KSPI mengungkap sejumlah alasan Tapera saat ini belum tepat untuk diberlakukan. Pertama, Tapera belum dapat memastikan setiap pesertanya akan mendapat rumah layak. Terutama dengan melakukan hitung-hitungan iuran yang dibayarkan setiap bulannya.

Secara matematis, kata Iqbal, iuran Tapera sebesar 3 persen yang dibebankan kepada pengusaha 0,5 persen dan dibayar buruh 2,5 persen, tidak akan mencukupi buruh untuk membeli rumah di usia pensiun atau saat dia kena PHK.

Saat ini, lanjutnya, upah rata-rata buruh Indonesia adalah Rp3,5 juta per bulan. Bila dipotong 3 persen, per bulan, iurannya hanya sekitar Rp105 ribu per bulan atau Rp1.260.000 per tahun.

“Karena Tapera adalah Tabungan sosial, maka dalam jangka waktu 10 tahun sampai 20 tahun ke depan, uang yang terkumpul adalah Rp12.600.000 hingga Rp25.200.000,” katanya.

“Pertanyaan besarnya adalah, apakah dalam 10 tahun ke depan ada harga rumah yang seharga Rp12,6 juta atau Rp25,2 juta dalam 20 tahun ke depan?” Imbuh Iqbal.

Dia karena itu menganggap iming-iming rumah dengan iuran 3 persen setiap bulan dari gaji buruh merupakan suatu hal yang mustahil. Dia menilai iuran tersebut hanya akan membebani buruh.

Alasan kedua, iming-iming kepemilikan rumah lewat program Tapera saat ini hanya dibebankan kepada buruh. Sedangkan, pemerintah terlihat lepas tangan. Padahal, beban itu mestinya juga menjadi tanggung jawab pemerintah seperti tertuang dalam UUD 1945.

“Dalam program Tapera, pemerintah tidak membayar iuran sama sekali, hanya sebagai pengumpul dari iuran rakyat dan buruh. Hal ini tidak adil karena ketersediaan rumah adalah tanggung jawab negara dan menjadi hak rakyat,” katanya.
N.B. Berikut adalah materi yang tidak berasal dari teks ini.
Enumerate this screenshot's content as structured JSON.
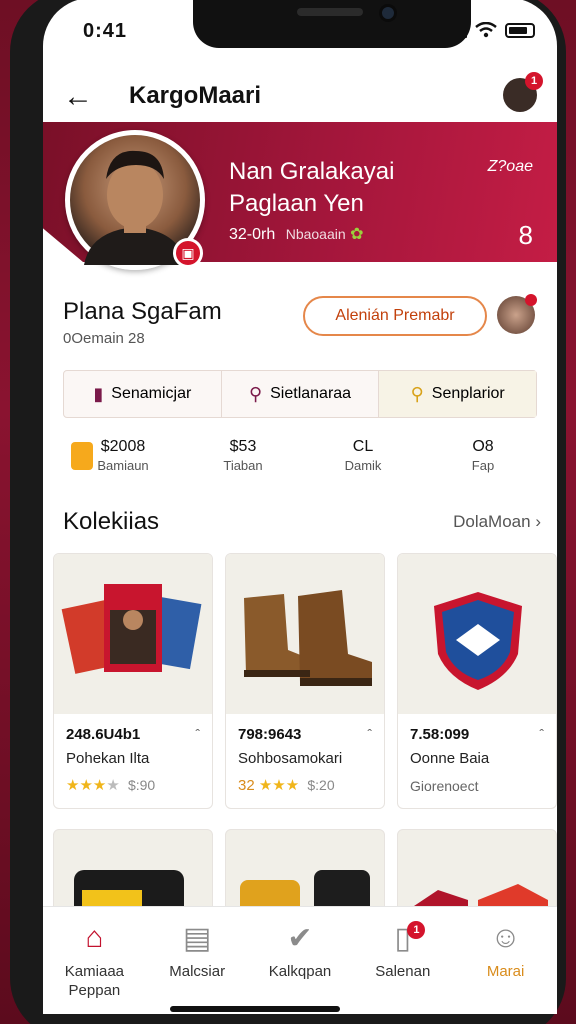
{
  "status": {
    "time": "0:41"
  },
  "appbar": {
    "title": "KargoMaari",
    "notif_count": "1"
  },
  "banner": {
    "title": "Nan Gralakayai Paglaan Yen",
    "sub": "32-0rh",
    "sub_muted": "Nbaoaain",
    "top_right": "Z?oae",
    "bottom_right": "8"
  },
  "profile": {
    "name": "Plana SgaFam",
    "meta": "0Oemain 28",
    "action_label": "Alenián Premabr"
  },
  "segments": [
    {
      "label": "Senamicjar",
      "icon": "bookmark-icon",
      "color": "#7a1a4a"
    },
    {
      "label": "Sietlanaraa",
      "icon": "search-icon",
      "color": "#7a1a4a"
    },
    {
      "label": "Senplarior",
      "icon": "key-icon",
      "color": "#d8a21a"
    }
  ],
  "stats": [
    {
      "value": "$2008",
      "label": "Bamiaun"
    },
    {
      "value": "$53",
      "label": "Tiaban"
    },
    {
      "value": "CL",
      "label": "Damik"
    },
    {
      "value": "O8",
      "label": "Fap"
    }
  ],
  "section": {
    "title": "Kolekiias",
    "link": "DolaMoan"
  },
  "products": [
    {
      "price": "248.6U4b1",
      "name": "Pohekan Ilta",
      "rating_prefix": "",
      "rating_text": "$:90",
      "stars": 3
    },
    {
      "price": "798:9643",
      "name": "Sohbosamokari",
      "rating_prefix": "32",
      "rating_text": "$:20",
      "stars": 3
    },
    {
      "price": "7.58:099",
      "name": "Oonne Baia",
      "extra": "Giorenoect"
    }
  ],
  "tabs": [
    {
      "label": "Kamiaaa",
      "label2": "Peppan",
      "icon": "home-icon"
    },
    {
      "label": "Malcsiar",
      "icon": "chat-icon"
    },
    {
      "label": "Kalkqpan",
      "icon": "check-badge-icon"
    },
    {
      "label": "Salenan",
      "icon": "bookmark-icon",
      "badge": "1"
    },
    {
      "label": "Marai",
      "icon": "user-icon"
    }
  ],
  "colors": {
    "brand": "#a3163b",
    "accent": "#e5874a",
    "star": "#f0b51a"
  }
}
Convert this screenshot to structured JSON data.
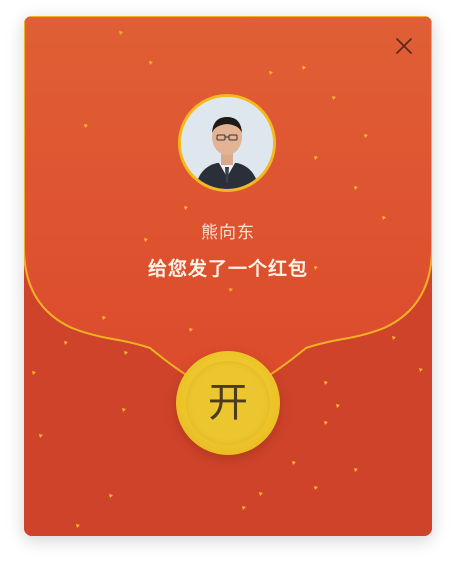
{
  "dialog": {
    "close_icon": "close-icon",
    "sender_name": "熊向东",
    "greeting": "给您发了一个红包",
    "open_label": "开",
    "avatar_icon": "user-avatar"
  },
  "colors": {
    "envelope_top": "#e45c33",
    "envelope_bottom": "#cf432b",
    "gold": "#f3b91f",
    "coin": "#ecc62e"
  }
}
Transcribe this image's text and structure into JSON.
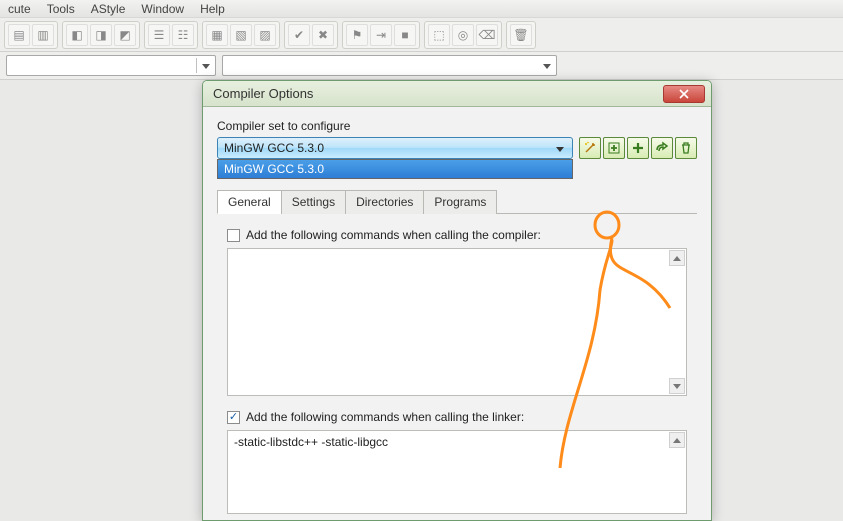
{
  "menubar": {
    "items": [
      "cute",
      "Tools",
      "AStyle",
      "Window",
      "Help"
    ]
  },
  "dialog": {
    "title": "Compiler Options",
    "config_label": "Compiler set to configure",
    "select_value": "MinGW GCC 5.3.0",
    "dropdown_item": "MinGW GCC 5.3.0",
    "tabs": [
      "General",
      "Settings",
      "Directories",
      "Programs"
    ],
    "compiler_chk": {
      "checked": false,
      "label": "Add the following commands when calling the compiler:"
    },
    "compiler_cmds": "",
    "linker_chk": {
      "checked": true,
      "label": "Add the following commands when calling the linker:"
    },
    "linker_cmds": "-static-libstdc++ -static-libgcc"
  }
}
Alasan ketiga, Iqbal menilai program Tapera terkesan dipaksakan hanya untuk mengumpulkan dana masyarakat khususnya dari buruh, PNS, TNI/Polri, dan masyarakat umum. Dia khawatir iuran itu justru menjadi ladang basah prilaku korup oknum tertentu seperti ASABRI dan Taspen.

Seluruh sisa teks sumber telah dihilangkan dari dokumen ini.